Secondly, what is the impact of the National Energy Guarantee, with its hopelessly inadequate 26 per cent target? We had the Clean Energy Council saying that the NEG is unlikely to encourage new renewable energy to drive down power prices as our old coal-fired power plants continue to close. The Smart Energy Council chief executive said the NEG effectively places a cap on renewables and removes the investment initiative and support for additional large scale renewable projects to come online. Bloomberg New Energy Finance, who are the premium analysts around the world in this area, said that after 2020, when the current Renewable Energy Target is met, investment under federal policies would be likely to fall off a cliff because the National Energy Guarantee, as currently floated by the federal government, would require very little effort to achieve.

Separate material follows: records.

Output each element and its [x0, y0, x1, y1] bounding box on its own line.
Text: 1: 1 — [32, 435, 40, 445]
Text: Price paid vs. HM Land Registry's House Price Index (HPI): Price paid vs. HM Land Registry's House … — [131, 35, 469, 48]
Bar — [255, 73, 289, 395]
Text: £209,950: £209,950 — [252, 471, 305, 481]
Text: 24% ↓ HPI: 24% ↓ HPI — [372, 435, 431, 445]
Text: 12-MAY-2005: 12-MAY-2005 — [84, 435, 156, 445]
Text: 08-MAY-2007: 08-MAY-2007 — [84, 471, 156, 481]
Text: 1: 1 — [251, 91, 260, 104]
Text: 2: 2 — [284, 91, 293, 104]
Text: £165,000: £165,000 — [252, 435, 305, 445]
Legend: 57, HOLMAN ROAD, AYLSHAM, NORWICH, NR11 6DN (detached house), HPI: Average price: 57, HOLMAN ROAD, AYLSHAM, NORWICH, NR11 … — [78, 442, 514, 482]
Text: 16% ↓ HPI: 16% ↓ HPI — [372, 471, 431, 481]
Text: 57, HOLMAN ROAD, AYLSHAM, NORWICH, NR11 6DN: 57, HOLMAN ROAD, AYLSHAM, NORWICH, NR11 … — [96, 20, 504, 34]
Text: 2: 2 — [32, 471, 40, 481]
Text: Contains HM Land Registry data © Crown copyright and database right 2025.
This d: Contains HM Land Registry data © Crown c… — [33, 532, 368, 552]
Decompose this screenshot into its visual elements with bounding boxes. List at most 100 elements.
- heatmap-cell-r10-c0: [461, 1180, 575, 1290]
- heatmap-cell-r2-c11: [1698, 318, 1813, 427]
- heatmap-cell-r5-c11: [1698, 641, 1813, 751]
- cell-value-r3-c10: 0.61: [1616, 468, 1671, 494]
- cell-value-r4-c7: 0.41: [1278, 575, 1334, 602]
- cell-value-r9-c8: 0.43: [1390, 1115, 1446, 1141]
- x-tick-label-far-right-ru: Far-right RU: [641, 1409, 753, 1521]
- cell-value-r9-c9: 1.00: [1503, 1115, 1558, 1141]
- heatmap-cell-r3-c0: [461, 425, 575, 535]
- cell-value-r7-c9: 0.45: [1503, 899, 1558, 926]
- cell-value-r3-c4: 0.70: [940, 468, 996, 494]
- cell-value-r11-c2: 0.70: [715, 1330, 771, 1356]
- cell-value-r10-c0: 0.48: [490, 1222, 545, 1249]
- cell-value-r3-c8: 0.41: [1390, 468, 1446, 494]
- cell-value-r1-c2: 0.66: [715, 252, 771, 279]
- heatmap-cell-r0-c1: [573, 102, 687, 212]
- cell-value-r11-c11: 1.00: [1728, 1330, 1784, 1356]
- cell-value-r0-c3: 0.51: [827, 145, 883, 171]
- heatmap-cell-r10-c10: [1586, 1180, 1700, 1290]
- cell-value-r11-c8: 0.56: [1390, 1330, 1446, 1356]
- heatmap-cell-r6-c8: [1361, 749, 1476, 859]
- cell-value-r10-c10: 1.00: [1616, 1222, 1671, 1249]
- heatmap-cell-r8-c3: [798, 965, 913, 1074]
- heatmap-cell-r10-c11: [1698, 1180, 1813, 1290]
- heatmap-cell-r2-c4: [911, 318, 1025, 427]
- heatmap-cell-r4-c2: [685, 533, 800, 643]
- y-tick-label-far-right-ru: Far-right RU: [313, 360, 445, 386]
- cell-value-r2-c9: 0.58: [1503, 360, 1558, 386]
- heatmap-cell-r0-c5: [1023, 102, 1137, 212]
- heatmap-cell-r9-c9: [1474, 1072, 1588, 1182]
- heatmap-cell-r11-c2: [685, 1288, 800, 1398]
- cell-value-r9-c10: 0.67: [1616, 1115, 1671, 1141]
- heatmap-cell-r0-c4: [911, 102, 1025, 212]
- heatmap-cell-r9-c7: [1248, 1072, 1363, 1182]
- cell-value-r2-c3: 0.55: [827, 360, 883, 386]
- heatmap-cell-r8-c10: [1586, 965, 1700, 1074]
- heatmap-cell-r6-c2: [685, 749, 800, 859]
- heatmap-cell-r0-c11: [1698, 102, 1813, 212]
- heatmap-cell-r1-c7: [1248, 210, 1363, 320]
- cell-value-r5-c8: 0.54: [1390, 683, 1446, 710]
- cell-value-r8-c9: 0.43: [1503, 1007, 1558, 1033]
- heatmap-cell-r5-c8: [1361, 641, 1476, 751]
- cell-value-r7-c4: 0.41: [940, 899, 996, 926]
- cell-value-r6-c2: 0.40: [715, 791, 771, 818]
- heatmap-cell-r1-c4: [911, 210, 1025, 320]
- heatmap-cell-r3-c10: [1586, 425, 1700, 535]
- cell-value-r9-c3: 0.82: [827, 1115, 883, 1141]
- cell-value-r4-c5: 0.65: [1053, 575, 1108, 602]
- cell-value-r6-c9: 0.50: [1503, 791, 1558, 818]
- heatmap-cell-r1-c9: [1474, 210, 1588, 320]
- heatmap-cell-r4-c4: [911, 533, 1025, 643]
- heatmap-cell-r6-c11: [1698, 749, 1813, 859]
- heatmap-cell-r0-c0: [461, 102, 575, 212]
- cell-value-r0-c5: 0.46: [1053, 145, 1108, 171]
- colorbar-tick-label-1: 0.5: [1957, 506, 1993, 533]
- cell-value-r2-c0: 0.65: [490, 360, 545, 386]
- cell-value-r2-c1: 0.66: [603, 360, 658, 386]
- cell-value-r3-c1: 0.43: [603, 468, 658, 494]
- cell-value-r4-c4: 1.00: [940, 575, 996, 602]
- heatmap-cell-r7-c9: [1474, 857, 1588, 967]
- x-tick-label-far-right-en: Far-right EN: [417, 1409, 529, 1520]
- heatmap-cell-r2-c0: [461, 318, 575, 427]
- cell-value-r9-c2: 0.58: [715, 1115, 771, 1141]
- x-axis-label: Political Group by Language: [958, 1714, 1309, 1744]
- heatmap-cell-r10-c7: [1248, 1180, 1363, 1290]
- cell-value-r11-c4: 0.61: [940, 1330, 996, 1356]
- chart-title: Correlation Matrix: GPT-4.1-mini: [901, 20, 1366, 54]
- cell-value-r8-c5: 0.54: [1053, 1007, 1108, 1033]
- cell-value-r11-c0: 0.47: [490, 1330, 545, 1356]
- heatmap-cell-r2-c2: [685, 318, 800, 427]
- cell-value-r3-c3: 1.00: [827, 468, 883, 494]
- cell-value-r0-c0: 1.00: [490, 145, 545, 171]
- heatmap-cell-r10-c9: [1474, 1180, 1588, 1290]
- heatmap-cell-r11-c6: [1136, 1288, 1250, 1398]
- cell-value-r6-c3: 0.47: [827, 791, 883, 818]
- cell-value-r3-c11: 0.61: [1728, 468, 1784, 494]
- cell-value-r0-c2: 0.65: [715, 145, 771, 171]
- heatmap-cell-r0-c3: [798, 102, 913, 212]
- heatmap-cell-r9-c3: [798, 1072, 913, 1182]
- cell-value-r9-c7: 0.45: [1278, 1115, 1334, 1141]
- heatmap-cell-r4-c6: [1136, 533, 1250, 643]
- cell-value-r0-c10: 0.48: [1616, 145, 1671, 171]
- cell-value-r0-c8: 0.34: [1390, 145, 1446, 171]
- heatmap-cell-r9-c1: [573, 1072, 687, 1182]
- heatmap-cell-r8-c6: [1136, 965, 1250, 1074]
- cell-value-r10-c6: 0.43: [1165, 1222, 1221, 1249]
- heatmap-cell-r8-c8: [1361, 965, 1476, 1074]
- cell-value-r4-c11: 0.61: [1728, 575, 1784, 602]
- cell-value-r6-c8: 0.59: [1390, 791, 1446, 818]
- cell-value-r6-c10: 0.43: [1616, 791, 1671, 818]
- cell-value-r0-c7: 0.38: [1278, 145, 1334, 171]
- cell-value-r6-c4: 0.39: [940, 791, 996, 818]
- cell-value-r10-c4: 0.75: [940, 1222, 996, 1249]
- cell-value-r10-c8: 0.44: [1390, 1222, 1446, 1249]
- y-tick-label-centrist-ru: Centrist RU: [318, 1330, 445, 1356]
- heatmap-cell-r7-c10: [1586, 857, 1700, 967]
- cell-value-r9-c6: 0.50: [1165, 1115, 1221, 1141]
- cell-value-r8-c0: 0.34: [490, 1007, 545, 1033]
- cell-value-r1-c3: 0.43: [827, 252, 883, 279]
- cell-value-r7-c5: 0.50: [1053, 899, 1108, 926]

When the minister's own department was asked at estimates last week whether they agreed with this analysis, their strongest response was 'we're unsure'. They didn't rebut it; they said they were unsure about Bloomberg New Energy Finance's analysis that renewable energy investment, because of their renewable energy target, falls off a cliff. And they couldn't be stronger because they also admitted at estimates that they have done no modelling on the impact on renewable investment under the NEG. Bloomberg also said renewable energy investment is likely to taper in 2018 and then collapse. The former CEO of the Clean Energy Finance Corporation, Oliver Yates, said it is low-ambition energy, it is woeful and it locks inaction in place. Minister, what do you project renewable energy penetration to be by 2030 under your 26 per cent NEG? What is your planned trajectory post 2030 for Australia's decarbonisation? And what is the state of play of the Finkel recommendation around a three-year notice period? These are all important questions and I look forward to the answers.